Coquilles d’œufs : un trésor de secrets paléontologiques
La découverte de ces coquilles d’œufs fragiles met en évidence leur potentiel souvent négligé en paléontologie.
“Les coquilles d’œufs préservent des informations microstructurales et géochimiques cruciales qui révèlent non seulement l’identité des animaux mais aussi leurs habitudes de nidification et leurs stratégies de reproduction”, souligne Panadès i Blas. “Notre étude souligne leur valeur : les coquilles d’œufs devraient être régulièrement collectées, analysées aux côtés des os et des dents, devenant ainsi un élément standard de la recherche paléontologique.”
En analysant ces fragments sous des microscopes spécialisés, les chercheurs ont découvert que les mékosuchines pondaient probablement leurs œufs près des bords d’un lac fluctuant, adaptant ainsi leurs modes de reproduction aux conditions environnementales changeantes.
Une oasis forestière dans un monde qui se réchauffe
Le Dr Michael Stein souligne que le rétrécissement des cours d’eau et l’empiétement des terres arides pourraient avoir contribué au déclin des mekosuchines. Ils auraient dû faire face à la concurrence des espèces de crocodiles nouvellement arrivées et à la diminution des populations de proies de la mégafaune. Pendant ce temps, cet ancien lac était entouré d’une forêt luxuriante regorgeant de vie préhistorique : certains des oiseaux chanteurs les plus anciens connus au monde, les premières grenouilles et serpents d’Australie, divers petits mammifères ayant des liens avec l’Amérique du Sud et l’une des plus anciennes espèces de chauves-souris connues.

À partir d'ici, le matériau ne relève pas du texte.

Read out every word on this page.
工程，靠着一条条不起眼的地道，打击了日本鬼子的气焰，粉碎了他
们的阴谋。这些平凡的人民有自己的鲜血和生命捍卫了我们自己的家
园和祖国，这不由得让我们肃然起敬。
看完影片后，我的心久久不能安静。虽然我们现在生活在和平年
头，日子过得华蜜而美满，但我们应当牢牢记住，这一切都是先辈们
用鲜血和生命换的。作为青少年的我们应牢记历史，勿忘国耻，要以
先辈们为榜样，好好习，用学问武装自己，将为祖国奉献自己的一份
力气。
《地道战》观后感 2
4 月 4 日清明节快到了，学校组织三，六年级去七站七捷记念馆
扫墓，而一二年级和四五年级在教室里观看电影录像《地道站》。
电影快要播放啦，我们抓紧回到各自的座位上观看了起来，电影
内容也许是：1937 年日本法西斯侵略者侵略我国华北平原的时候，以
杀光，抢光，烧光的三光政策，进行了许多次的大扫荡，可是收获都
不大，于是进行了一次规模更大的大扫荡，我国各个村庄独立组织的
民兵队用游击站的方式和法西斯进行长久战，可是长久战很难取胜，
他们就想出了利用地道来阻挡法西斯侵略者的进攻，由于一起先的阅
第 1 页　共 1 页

Un héritage au-delà des fossiles : des leçons pour la conservation
Le professeur Archer souligne que de telles découvertes offrent plus que de simples aperçus du passé ; ils contiennent des informations cruciales pour la sauvegarde de la biodiversité actuelle. Il établit des parallèles entre les anciennes mekosuchines et l’opossum pygmée des montagnes d’Australie, une espèce en danger critique d’extinction, qui lutte contre les pressions croissantes du changement climatique.
Grâce au « Projet Burramys », le professeur Archer et son équipe ont découvert des preuves selon lesquelles des parents préhistoriques de cet opossum prospéraient dans les forêts pluviales tempérées des basses terres il y a des millions d’années, des environnements similaires à ceux trouvés en dehors de leur habitat alpin actuel. Cette révélation a conduit à la stratégie innovante consistant à établir un centre d’élevage d’opossums pygmées des montagnes dans un sanctuaire de forêt tropicale non alpine près de Lithgow. Aujourd’hui, ces animaux sauvés prospèrent dans ce refuge, reflétant les prédictions glanées dans les archives fossiles.
“Le projet Burramys démontre que nous pouvons utiliser les indices du passé pour développer des stratégies de conservation”, affirme le professeur Archer. “Les archives fossiles sont importantes non seulement pour comprendre notre histoire, mais aussi pour garantir un avenir où les espèces menacées pourront s’adapter et prospérer.”